What the inbox showed is the saga's honest cost: no isolation. Between step 2 and the compensation, the hotel booking really existed — other systems saw it, emails fired, loyalty points accrued. Compensations are new forward actions ("cancel"), not rollbacks — history isn't erased, it's answered. Designing a good saga is therefore a domain-modeling exercise: every step needs a defined compensation, compensations must be idempotent (Lesson 1 — they will be retried), and the business must tolerate the visible intermediate states — the way airlines tolerate "reserved, payment pending" as a first-class concept. Orchestration engines (Temporal, Step Functions — whose .waitForTaskToken patterns you've met) exist mostly to run these state machines durably.

2PCSaga
AtomicityReal — all-or-nothing, invisible intermediate statesEventual — intermediate states visible, compensated afterwards
Locks heldAcross the whole protocol, on every participantOnly inside each local step
Failure behaviorCoordinator loss ⇒ participants blocked in-doubtAny step's failure ⇒ compensations; nothing blocks
Best whenShort transactions, one admin domain, strong invariants (funds transfer within a bank)Long-lived, cross-organization workflows (travel, orders, onboarding)

Check yourself

1. A participant voted YES in phase 1 and then lost contact with the coordinator.
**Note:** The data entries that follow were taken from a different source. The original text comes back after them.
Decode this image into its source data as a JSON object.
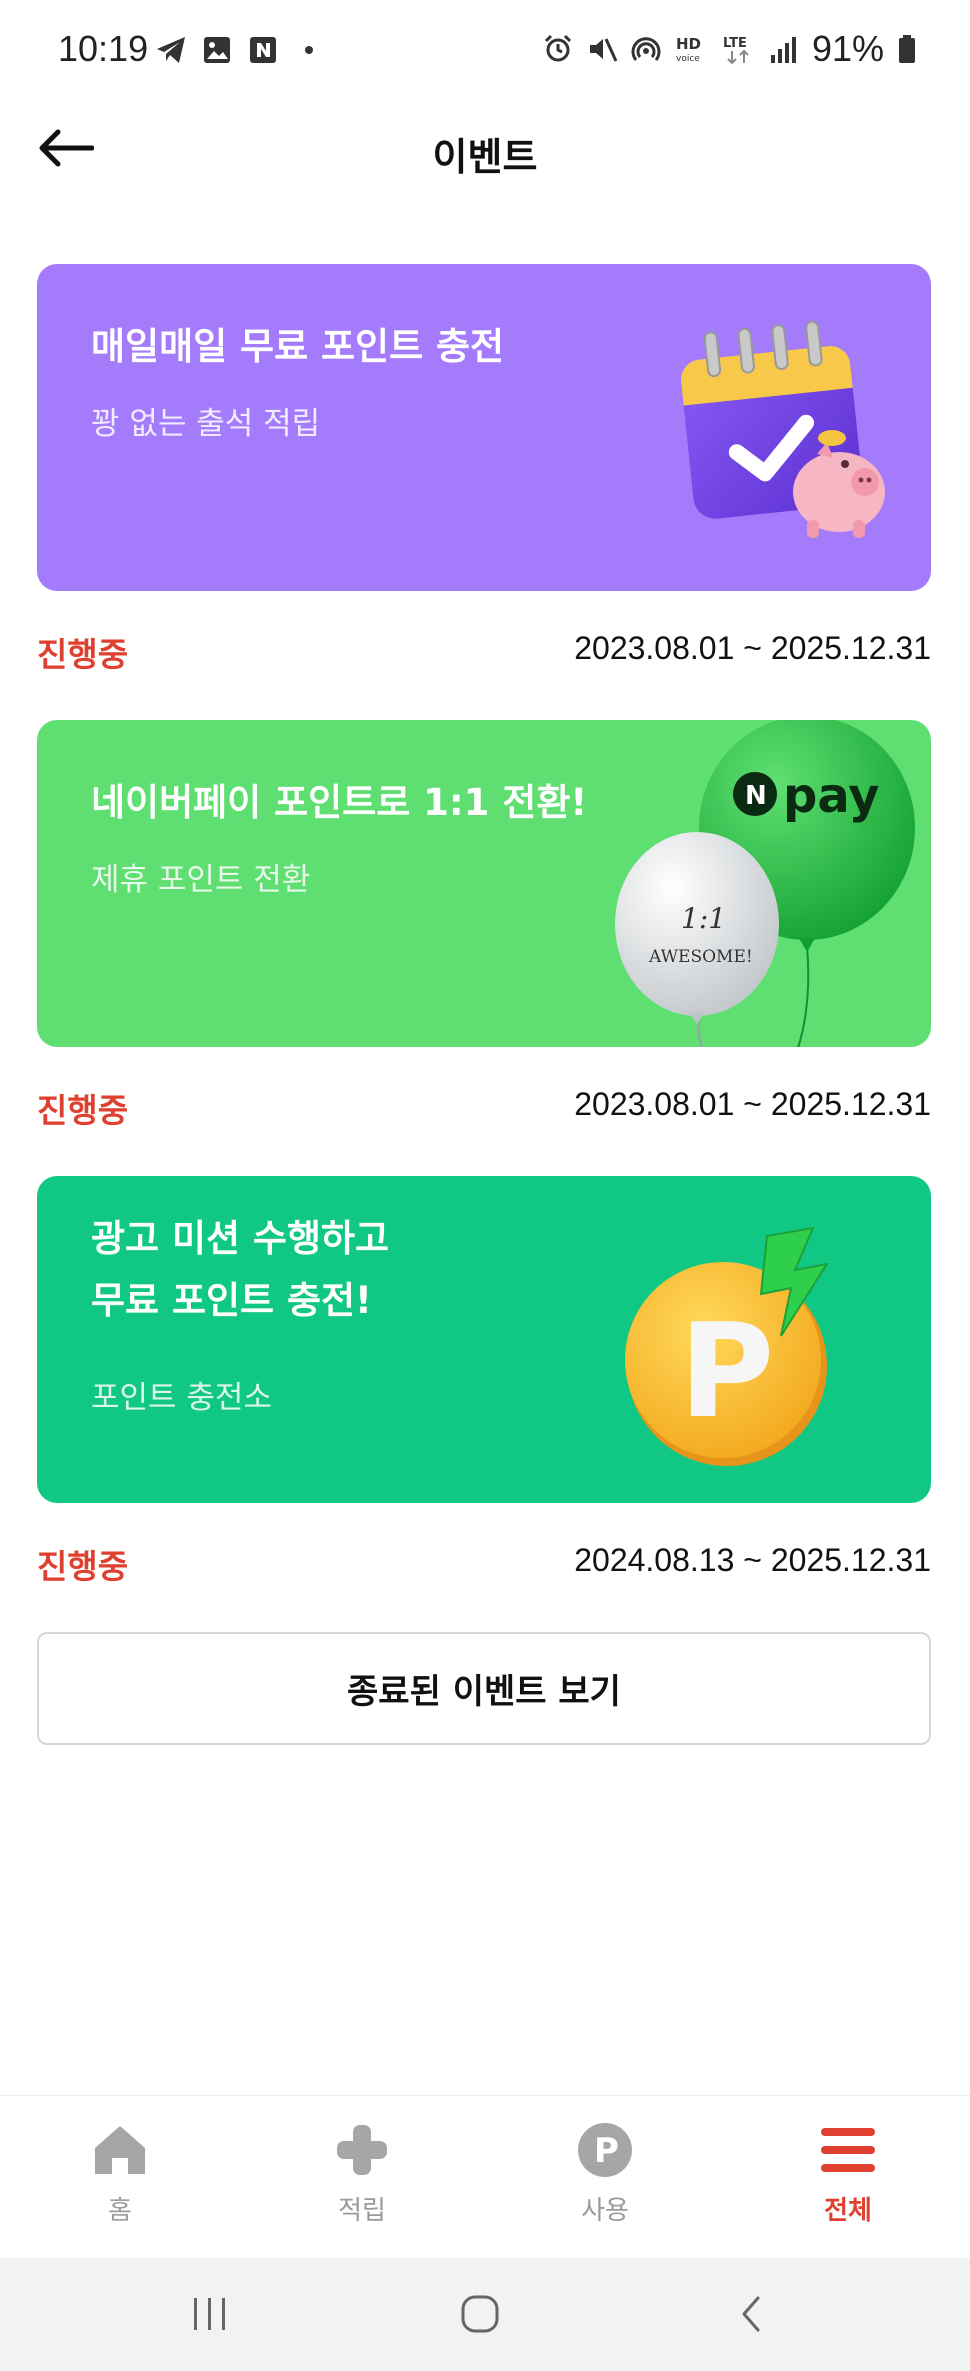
{
  "status_bar": {
    "time": "10:19",
    "battery": "91%",
    "icons_left": [
      "telegram-icon",
      "gallery-icon",
      "naver-icon",
      "dot-icon"
    ],
    "icons_right": [
      "alarm-icon",
      "mute-icon",
      "hotspot-icon",
      "hd-voice-icon",
      "lte-icon",
      "signal-icon",
      "battery-icon"
    ]
  },
  "header": {
    "title": "이벤트",
    "back_icon": "arrow-left-icon"
  },
  "events": [
    {
      "title_lines": [
        "매일매일 무료 포인트 충전"
      ],
      "subtitle": "꽝 없는 출석 적립",
      "bg_color": "#a47bfb",
      "status": "진행중",
      "period": "2023.08.01 ~ 2025.12.31",
      "art": "calendar-piggybank-icon"
    },
    {
      "title_lines": [
        "네이버페이 포인트로 1:1 전환!"
      ],
      "subtitle": "제휴 포인트 전환",
      "bg_color": "#5fdf72",
      "status": "진행중",
      "period": "2023.08.01 ~ 2025.12.31",
      "art": "balloons-icon",
      "balloon_green_text": "pay",
      "balloon_green_badge": "N",
      "balloon_white_line1": "1:1",
      "balloon_white_line2": "AWESOME!"
    },
    {
      "title_lines": [
        "광고 미션 수행하고",
        "무료 포인트 충전!"
      ],
      "subtitle": "포인트 충전소",
      "bg_color": "#10c884",
      "status": "진행중",
      "period": "2024.08.13 ~ 2025.12.31",
      "art": "point-coin-icon",
      "coin_letter": "P"
    }
  ],
  "ended_button": "종료된 이벤트 보기",
  "bottom_nav": [
    {
      "label": "홈",
      "icon": "home-icon",
      "active": false
    },
    {
      "label": "적립",
      "icon": "plus-icon",
      "active": false
    },
    {
      "label": "사용",
      "icon": "point-p-icon",
      "active": false,
      "icon_letter": "P"
    },
    {
      "label": "전체",
      "icon": "menu-icon",
      "active": true
    }
  ],
  "colors": {
    "accent_red": "#e0402f",
    "nav_inactive": "#9a9a9a"
  }
}
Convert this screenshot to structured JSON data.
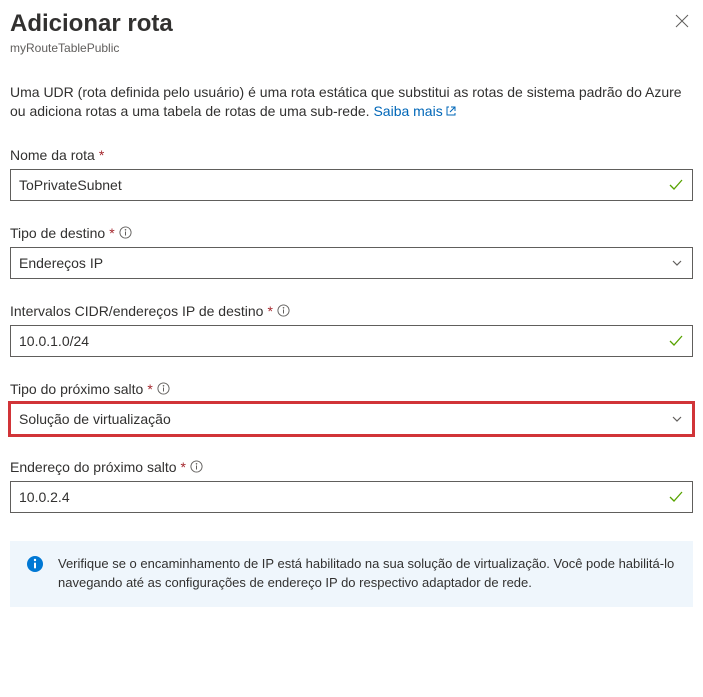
{
  "header": {
    "title": "Adicionar rota",
    "subtitle": "myRouteTablePublic"
  },
  "description": {
    "text": "Uma UDR (rota definida pelo usuário) é uma rota estática que substitui as rotas de sistema padrão do Azure ou adiciona rotas a uma tabela de rotas de uma sub-rede. ",
    "linkText": "Saiba mais"
  },
  "fields": {
    "routeName": {
      "label": "Nome da rota",
      "value": "ToPrivateSubnet"
    },
    "destType": {
      "label": "Tipo de destino",
      "value": "Endereços IP"
    },
    "cidr": {
      "label": "Intervalos CIDR/endereços IP de destino",
      "value": "10.0.1.0/24"
    },
    "nextHopType": {
      "label": "Tipo do próximo salto",
      "value": "Solução de virtualização"
    },
    "nextHopAddr": {
      "label": "Endereço do próximo salto",
      "value": "10.0.2.4"
    }
  },
  "infoBox": {
    "text": "Verifique se o encaminhamento de IP está habilitado na sua solução de virtualização. Você pode habilitá-lo navegando até as configurações de endereço IP do respectivo adaptador de rede."
  }
}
Why can't it just time out and abort?

The YES vote was a binding promise precisely so the coordinator could decide unilaterally afterwards. Once the decision might exist, acting against it risks the split outcome 2PC exists to prevent. Hence in-doubt participants hold locks and wait — the blocking that defines the protocol's cost.

2. A saga's "cancel hotel booking" compensation gets delivered twice due to a retry. What property must it have, and from which lesson?

Sagas run on the same unreliable network as everything else: compensations time out and get retried, and "did my cancel go through?" has the same four indistinguishable answers. Every saga step and every compensation needs an idempotency key or naturally idempotent semantics. The course's lessons compose.

3. Transferring €100 between two accounts in the same bank's core ledger vs. an e-commerce order spanning inventory, payment, and shipping services. Which mechanism fits which?

The choice follows the invariant's tolerance for exposure. Accounting identities must hold at every observable instant → real atomicity, short and local. Commerce workflows have legitimate in-between states and span organizations that will never share a lock manager → saga. "Which states may the world see?" is the deciding question, not fashion.